All of this has happened before. We know, in general terms, how this is going to go. It happened in 1918. Social distancing works. It’s been proven and demonstrated. How infections progress is known, given the right data. That is one of the biggest issues with our current emergency. We didn’t start testing soon enough to gather the data we need to build precise models of how the coronavirus infection will proceed. That is improving, but even the data gathering is adding confusion. The cases currently confirmed by testing isn’t reflective of the actual number of infections in the population. We don’t even know how far off they are. This means that you can’t take the number of confirmed cases in, for instance, Kentucky, and use that to predict how the virus will spread over the course of the next weeks or months. So, when you see numbers of cases and numbers of deaths in the news, try to take those numbers in context. If the number of confirmed infections in New York drops from one day to another, no conclusions can be drawn. If it goes down for four or five days in a row, and you make sure you account for different numbers of people tested on one day versus another, then, maybe you have, at least, a trend.

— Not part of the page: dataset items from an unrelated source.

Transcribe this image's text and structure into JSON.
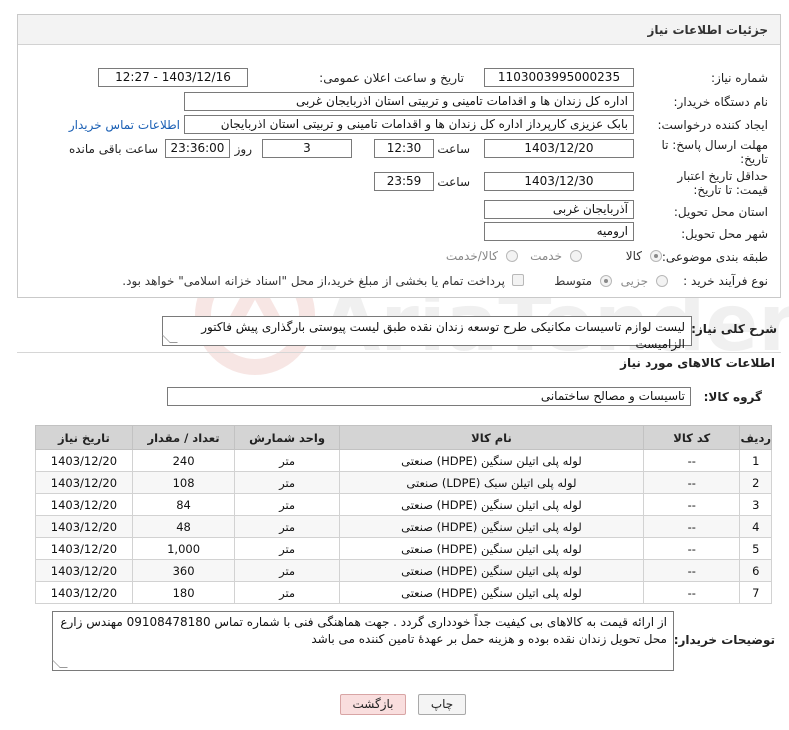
{
  "panel_title": "جزئیات اطلاعات نیاز",
  "fields": {
    "need_number_label": "شماره نیاز:",
    "need_number": "1103003995000235",
    "announce_label": "تاریخ و ساعت اعلان عمومی:",
    "announce_value": "1403/12/16 - 12:27",
    "buyer_org_label": "نام دستگاه خریدار:",
    "buyer_org": "اداره کل زندان ها و اقدامات تامینی و تربیتی استان اذربایجان غربی",
    "creator_label": "ایجاد کننده درخواست:",
    "creator": "بابک عزیزی کارپرداز اداره کل زندان ها و اقدامات تامینی و تربیتی استان اذربایجان",
    "contact_link": "اطلاعات تماس خریدار",
    "deadline_label": "مهلت ارسال پاسخ: تا تاریخ:",
    "deadline_date": "1403/12/20",
    "time_label": "ساعت",
    "deadline_time": "12:30",
    "days_value": "3",
    "days_label": "روز و",
    "remaining_time": "23:36:00",
    "remaining_label": "ساعت باقی مانده",
    "validity_label": "حداقل تاریخ اعتبار قیمت: تا تاریخ:",
    "validity_date": "1403/12/30",
    "validity_time": "23:59",
    "province_label": "استان محل تحویل:",
    "province": "آذربایجان غربی",
    "city_label": "شهر محل تحویل:",
    "city": "ارومیه",
    "category_label": "طبقه بندی موضوعی:",
    "category_options": [
      "کالا",
      "خدمت",
      "کالا/خدمت"
    ],
    "process_label": "نوع فرآیند خرید :",
    "process_options": [
      "جزیی",
      "متوسط"
    ],
    "payment_note": "پرداخت تمام یا بخشی از مبلغ خرید،از محل \"اسناد خزانه اسلامی\" خواهد بود."
  },
  "description": {
    "label": "شرح کلی نیاز:",
    "text": "لیست لوازم تاسیسات  مکانیکی طرح توسعه زندان نقده طبق لیست پیوستی بارگذاری پیش فاکتور الزامیست"
  },
  "goods_info_title": "اطلاعات کالاهای مورد نیاز",
  "goods_group": {
    "label": "گروه کالا:",
    "value": "تاسیسات و مصالح ساختمانی"
  },
  "table": {
    "headers": [
      "ردیف",
      "کد کالا",
      "نام کالا",
      "واحد شمارش",
      "تعداد / مقدار",
      "تاریخ نیاز"
    ],
    "rows": [
      [
        "1",
        "--",
        "لوله پلی اتیلن سنگین (HDPE) صنعتی",
        "متر",
        "240",
        "1403/12/20"
      ],
      [
        "2",
        "--",
        "لوله پلی اتیلن سبک (LDPE) صنعتی",
        "متر",
        "108",
        "1403/12/20"
      ],
      [
        "3",
        "--",
        "لوله پلی اتیلن سنگین (HDPE) صنعتی",
        "متر",
        "84",
        "1403/12/20"
      ],
      [
        "4",
        "--",
        "لوله پلی اتیلن سنگین (HDPE) صنعتی",
        "متر",
        "48",
        "1403/12/20"
      ],
      [
        "5",
        "--",
        "لوله پلی اتیلن سنگین (HDPE) صنعتی",
        "متر",
        "1,000",
        "1403/12/20"
      ],
      [
        "6",
        "--",
        "لوله پلی اتیلن سنگین (HDPE) صنعتی",
        "متر",
        "360",
        "1403/12/20"
      ],
      [
        "7",
        "--",
        "لوله پلی اتیلن سنگین (HDPE) صنعتی",
        "متر",
        "180",
        "1403/12/20"
      ]
    ]
  },
  "buyer_notes": {
    "label": "توضیحات خریدار:",
    "text": "از ارائه قیمت به کالاهای بی کیفیت جداً خودداری گردد . جهت هماهنگی فنی با شماره تماس 09108478180 مهندس زارع محل تحویل زندان نقده بوده و هزینه حمل بر عهدهٔ تامین کننده می باشد"
  },
  "buttons": {
    "print": "چاپ",
    "back": "بازگشت"
  },
  "watermark_text": "AriaTender.neT"
}
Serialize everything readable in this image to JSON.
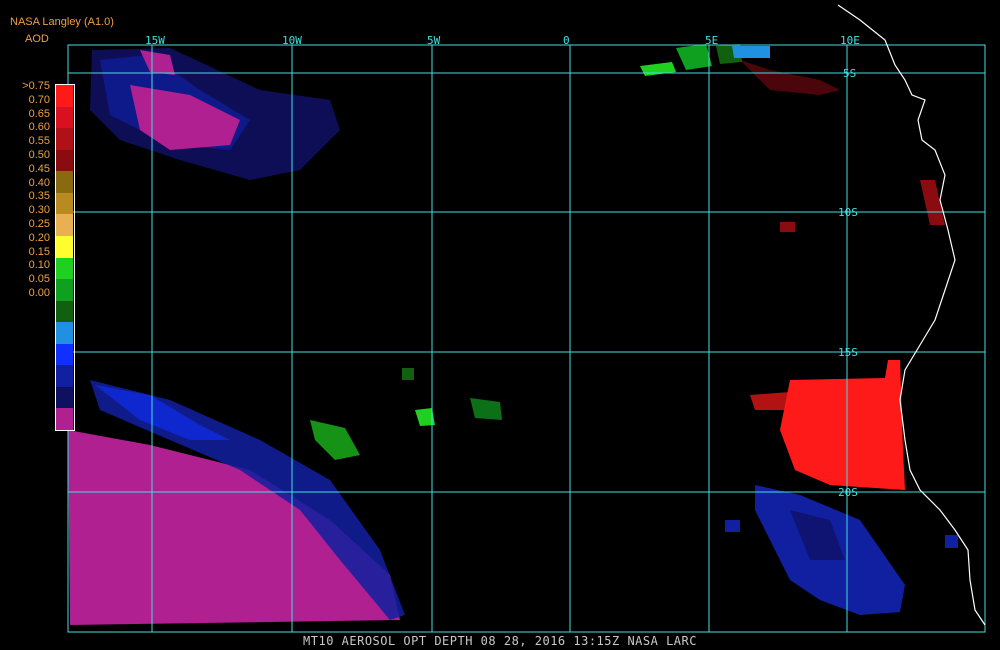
{
  "header": {
    "source": "NASA Langley (A1.0)",
    "product": "AOD"
  },
  "legend": {
    "labels": [
      ">0.75",
      "0.70",
      "0.65",
      "0.60",
      "0.55",
      "0.50",
      "0.45",
      "0.40",
      "0.35",
      "0.30",
      "0.25",
      "0.20",
      "0.15",
      "0.10",
      "0.05",
      "0.00"
    ],
    "colors": [
      "#ff1a1a",
      "#d81020",
      "#b01018",
      "#8a0c10",
      "#8a6a10",
      "#b88a20",
      "#e8b050",
      "#ffff30",
      "#20d020",
      "#10a020",
      "#106010",
      "#2090e0",
      "#1030ff",
      "#1020a0",
      "#101060",
      "#b02090"
    ]
  },
  "grid": {
    "lon_labels": [
      "15W",
      "10W",
      "5W",
      "0",
      "5E",
      "10E"
    ],
    "lat_labels": [
      "5S",
      "10S",
      "15S",
      "20S"
    ]
  },
  "footer": {
    "caption": "MT10  AEROSOL OPT DEPTH   08 28, 2016 13:15Z   NASA LARC"
  },
  "colors": {
    "grid": "#40e0e0",
    "coast": "#ffffff",
    "background": "#000000",
    "label_text": "#f0a040"
  }
}
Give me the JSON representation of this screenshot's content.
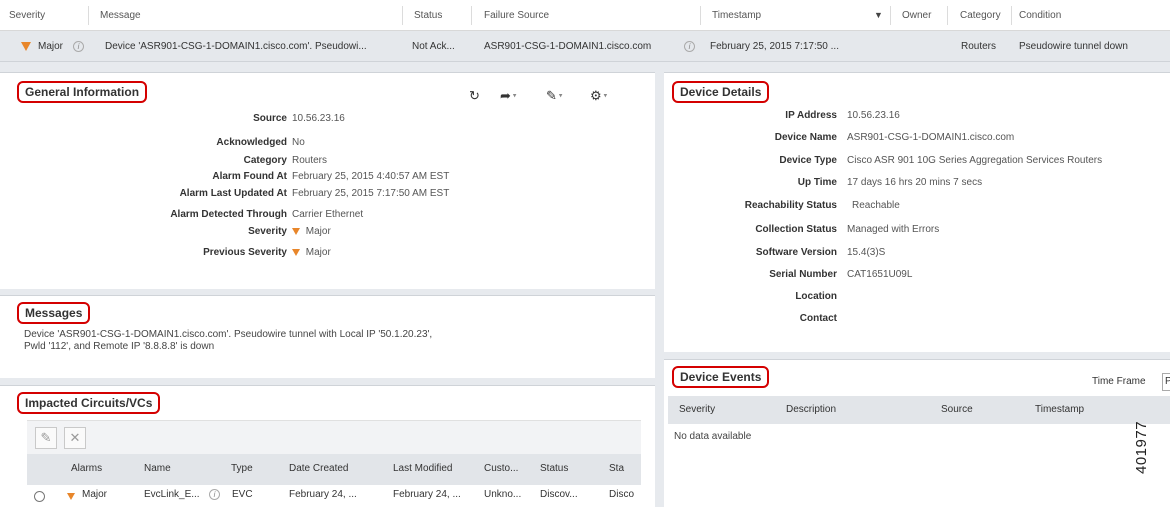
{
  "alarm_table": {
    "headers": [
      "Severity",
      "Message",
      "Status",
      "Failure Source",
      "Timestamp",
      "Owner",
      "Category",
      "Condition"
    ],
    "sort_indicator": "▼",
    "row": {
      "severity": "Major",
      "message": "Device 'ASR901-CSG-1-DOMAIN1.cisco.com'. Pseudowi...",
      "status": "Not Ack...",
      "failure_source": "ASR901-CSG-1-DOMAIN1.cisco.com",
      "timestamp": "February 25, 2015 7:17:50 ...",
      "owner": "",
      "category": "Routers",
      "condition": "Pseudowire tunnel down"
    },
    "severity_color": "#e8862a"
  },
  "general_information": {
    "title": "General Information",
    "fields": [
      {
        "label": "Source",
        "value": "10.56.23.16"
      },
      {
        "label": "Acknowledged",
        "value": "No"
      },
      {
        "label": "Category",
        "value": "Routers"
      },
      {
        "label": "Alarm Found At",
        "value": "February 25, 2015 4:40:57 AM EST"
      },
      {
        "label": "Alarm Last Updated At",
        "value": "February 25, 2015 7:17:50 AM EST"
      },
      {
        "label": "Alarm Detected Through",
        "value": "Carrier Ethernet"
      },
      {
        "label": "Severity",
        "value": "Major"
      },
      {
        "label": "Previous Severity",
        "value": "Major"
      }
    ],
    "toolbar_icons": [
      "refresh-icon",
      "share-arrow-icon",
      "annotate-icon",
      "more-actions-icon"
    ]
  },
  "messages": {
    "title": "Messages",
    "text": "Device 'ASR901-CSG-1-DOMAIN1.cisco.com'. Pseudowire tunnel with Local IP '50.1.20.23', Pwld '112', and Remote IP '8.8.8.8' is down"
  },
  "impacted_circuits": {
    "title": "Impacted Circuits/VCs",
    "headers": [
      "Alarms",
      "Name",
      "Type",
      "Date Created",
      "Last Modified",
      "Custo...",
      "Status",
      "Sta"
    ],
    "rows": [
      {
        "alarm": "Major",
        "name": "EvcLink_E...",
        "type": "EVC",
        "date_created": "February 24, ...",
        "last_modified": "February 24, ...",
        "customer": "Unkno...",
        "status": "Discov...",
        "sta": "Disco"
      }
    ]
  },
  "device_details": {
    "title": "Device Details",
    "fields": [
      {
        "label": "IP Address",
        "value": "10.56.23.16"
      },
      {
        "label": "Device Name",
        "value": "ASR901-CSG-1-DOMAIN1.cisco.com"
      },
      {
        "label": "Device Type",
        "value": "Cisco ASR 901 10G Series Aggregation Services Routers"
      },
      {
        "label": "Up Time",
        "value": "17 days 16 hrs 20 mins 7 secs"
      },
      {
        "label": "Reachability Status",
        "value": "Reachable"
      },
      {
        "label": "Collection Status",
        "value": "Managed with Errors"
      },
      {
        "label": "Software Version",
        "value": "15.4(3)S"
      },
      {
        "label": "Serial Number",
        "value": "CAT1651U09L"
      },
      {
        "label": "Location",
        "value": ""
      },
      {
        "label": "Contact",
        "value": ""
      }
    ]
  },
  "device_events": {
    "title": "Device Events",
    "time_frame_label": "Time Frame",
    "time_frame_value": "P",
    "headers": [
      "Severity",
      "Description",
      "Source",
      "Timestamp"
    ],
    "empty_text": "No data available"
  },
  "figure_number": "401977"
}
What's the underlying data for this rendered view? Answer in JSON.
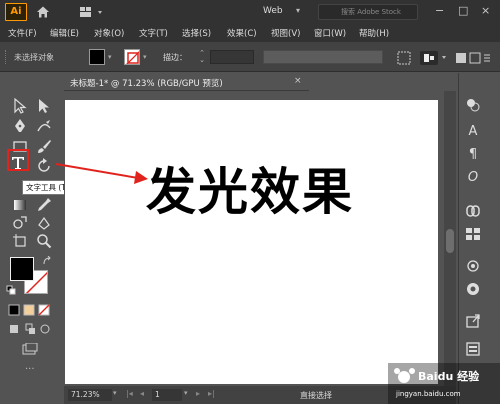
{
  "app": {
    "logo": "Ai",
    "workspace": "Web",
    "search_placeholder": "搜索 Adobe Stock",
    "window_controls": [
      "−",
      "□",
      "×"
    ]
  },
  "menu": [
    "文件(F)",
    "编辑(E)",
    "对象(O)",
    "文字(T)",
    "选择(S)",
    "效果(C)",
    "视图(V)",
    "窗口(W)",
    "帮助(H)"
  ],
  "control_bar": {
    "selection_label": "未选择对象",
    "stroke_label": "描边："
  },
  "document": {
    "tab_label": "未标题-1* @ 71.23% (RGB/GPU 预览)",
    "close": "×",
    "artboard_text": "发光效果"
  },
  "toolbar": {
    "tooltip": "文字工具 (T)",
    "highlight_color": "#e0231c"
  },
  "status": {
    "zoom": "71.23%",
    "page": "1",
    "current_tool": "直接选择"
  },
  "watermark": {
    "text": "Baidu 经验",
    "url": "jingyan.baidu.com"
  },
  "icons": [
    "home-icon",
    "search-icon",
    "selection-tool-icon",
    "direct-selection-icon",
    "pen-icon",
    "brush-icon",
    "type-tool-icon",
    "eyedropper-icon",
    "zoom-icon",
    "color-panel-icon",
    "properties-icon"
  ]
}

The moral to this story is to do the right thing. Listen to the experts, not talking heads and random yahoos on the internet. Act like you are infected when you are deciding whether or not you should go out. This is not “just the flu”. Dead people aren’t stacked up like cord wood in ice rinks because the morgues are full during the flu. If we all just act right, remain patient, consider the impact of our actions on others, and follow the advice of people who actually know things, this will pass as quickly and with as few dead people as possible.